Nonetheless, horse meat is considered a delicacy in France, Italy, Japan, the Netherlands, and Belgium.

Vickery Eckhoff of Forbes documented the suffering horses endure during the transportation process alone:

The livestock trucks were not designed to accommodate horses’ longer necks and legs and higher center of gravity. Put a horse in a cattle car, and it can’t stand upright. Imagine stallions packed in next to mares (in foal or with foals at their sides), the sick next to the healthy, all off balance, banging their heads, slipping and falling as they become more agitated, exhausted, dehydrated. Much of the resulting suffering—gouged-out eyes and gruesome head injuries, open fractures, broken legs and severed hooves, trampling and bleeding to death—has been documented by USDA photos obtained under the Freedom of Information Act.


Some of those graphic images may be seen here.

Eckhoff notes, due to the difficulties of knocking them out, many horses are slaughtered while still fully conscious.

Approximately 125,000 of the nation’s nine million horses are slaughtered every year. Wyoming state representative Sue Wallis expects the number to increase to perhaps 200,000 annually.

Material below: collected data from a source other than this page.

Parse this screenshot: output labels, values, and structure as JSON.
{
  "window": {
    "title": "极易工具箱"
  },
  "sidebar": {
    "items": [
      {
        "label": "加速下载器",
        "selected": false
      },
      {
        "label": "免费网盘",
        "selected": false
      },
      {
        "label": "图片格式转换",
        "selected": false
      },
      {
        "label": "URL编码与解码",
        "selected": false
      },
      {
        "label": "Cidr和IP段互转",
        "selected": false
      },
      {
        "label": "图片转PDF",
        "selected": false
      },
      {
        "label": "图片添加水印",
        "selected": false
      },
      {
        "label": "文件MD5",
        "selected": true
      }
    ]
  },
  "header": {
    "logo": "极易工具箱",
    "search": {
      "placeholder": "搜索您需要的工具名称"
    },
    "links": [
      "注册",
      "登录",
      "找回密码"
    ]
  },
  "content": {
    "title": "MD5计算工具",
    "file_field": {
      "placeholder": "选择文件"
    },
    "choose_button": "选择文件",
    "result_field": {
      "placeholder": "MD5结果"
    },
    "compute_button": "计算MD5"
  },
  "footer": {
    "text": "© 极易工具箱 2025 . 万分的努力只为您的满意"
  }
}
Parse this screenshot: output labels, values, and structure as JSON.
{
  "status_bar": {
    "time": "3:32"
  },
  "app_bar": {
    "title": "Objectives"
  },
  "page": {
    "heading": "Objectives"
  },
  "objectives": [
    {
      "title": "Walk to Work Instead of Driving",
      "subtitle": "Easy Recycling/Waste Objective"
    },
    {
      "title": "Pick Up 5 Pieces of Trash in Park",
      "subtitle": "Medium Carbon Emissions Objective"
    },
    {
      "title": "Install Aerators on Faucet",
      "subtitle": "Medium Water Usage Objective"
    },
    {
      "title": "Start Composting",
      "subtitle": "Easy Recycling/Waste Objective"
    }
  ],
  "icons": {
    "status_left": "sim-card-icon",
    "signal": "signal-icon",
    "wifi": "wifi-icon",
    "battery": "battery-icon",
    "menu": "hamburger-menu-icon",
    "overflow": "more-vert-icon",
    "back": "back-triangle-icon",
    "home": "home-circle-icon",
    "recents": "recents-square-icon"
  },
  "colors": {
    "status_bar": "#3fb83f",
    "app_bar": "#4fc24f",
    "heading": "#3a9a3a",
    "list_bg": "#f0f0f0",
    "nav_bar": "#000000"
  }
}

Proponents of legalizing horse slaughter say the practice never died; it simply went abroad. The GAO released a report in June estimating 137,984 U.S. horses were shipped to Canada or Mexico, nations that still permit horse slaughter, up by more than 50,000 since the domestic shutdown in 2007. They contend abandonment cases have increased, and the prices of less desirable horses have fallen as much as 20 percent due to the slaughter ban.

Critics say not to expect the new plants to translate into new jobs or tax revenue. According to The Desert Independent, horse slaughter “never created more than a total of 178 jobs.” Paula Bacon, the former mayor of Kaufman, Texas, has experience in communities with horse slaughter plants. “This so-called business brought in virtually no tax revenues,” Bacon said, “and local governments incurred substantial enforcement costs in trying to regulate these facilities.” (Bacon’s detailed list of the facility’s faults may be read here.)